Saturday, July 11, 2020

Doubting the Validity of Aggregates and Averages Is a Dagger Aimed Straight at the Heart of Statistical Analysis in Economics

In an interesting, though apparently neglected, aside, Professor Hayek has remarked that “. . . neither aggregates nor averages do act upon one another, and it will never be possible to establish necessary connections of cause and effect between them as we can between individual phenomena, individual prices, etc. I would even go so far as to assert that, from the very nature of economic theory, averages can never form a link in its reasoning. . . .”

Now, any serious doubt concerning the validity of aggregates and averages is a dagger aimed straight at the heart of much current empirical research and statistical analysis in economics. Therefore it deserves close and systematic attention, even if this involves, in the opinion of some dedicated empiricists, an annoying interruption of the “front-line” activity of measurement for the mere purpose of “armchair” discussion of methodological issues.
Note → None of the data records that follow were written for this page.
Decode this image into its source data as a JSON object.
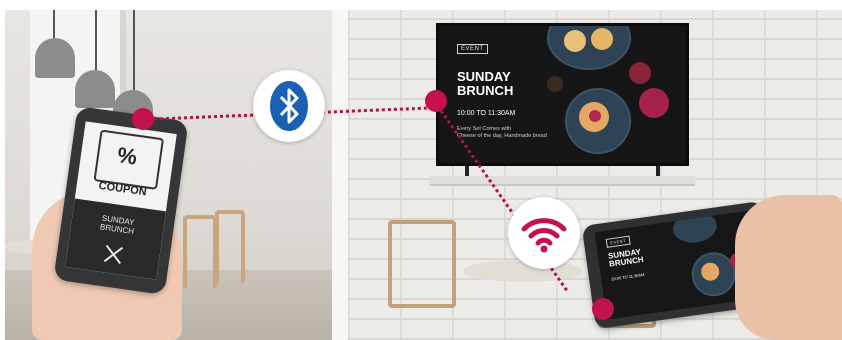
{
  "tv": {
    "tag": "EVENT",
    "title_line1": "SUNDAY",
    "title_line2": "BRUNCH",
    "time": "10:00 TO 11:30AM",
    "desc_line1": "Every Set Comes with",
    "desc_line2": "Cheese of the day, Handmade bread"
  },
  "phone_left": {
    "coupon_symbol": "%",
    "coupon_label": "COUPON",
    "brunch_line1": "SUNDAY",
    "brunch_line2": "BRUNCH"
  },
  "phone_right": {
    "tag": "EVENT",
    "title_line1": "SUNDAY",
    "title_line2": "BRUNCH",
    "time": "10:00 TO 11:30AM"
  },
  "icons": {
    "bluetooth": "bluetooth-icon",
    "wifi": "wifi-icon",
    "coupon": "coupon-ticket-icon",
    "cutlery": "fork-knife-icon"
  },
  "colors": {
    "accent": "#c4124e",
    "bluetooth": "#1a61b4",
    "wifi": "#c4124e"
  }
}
Yet such is our contemporary spirited march on “objective data” that one who begins to suspect that a wrong turn may have been made sometime back almost naturally feels guilty for harboring this traitorous thought, and, if he expresses it at all, must expect to be regarded as a ruminant obstructionist in the company of men of action.

—Louis M. Spadaro, “Averages and Aggregates in Economics,” in On Freedom and Free Enterprise: Essays in Honor Ludwig von Mises, ed. Mary Sennholz (Auburn, AL: Ludwig von Mises Institute, 2008), 140.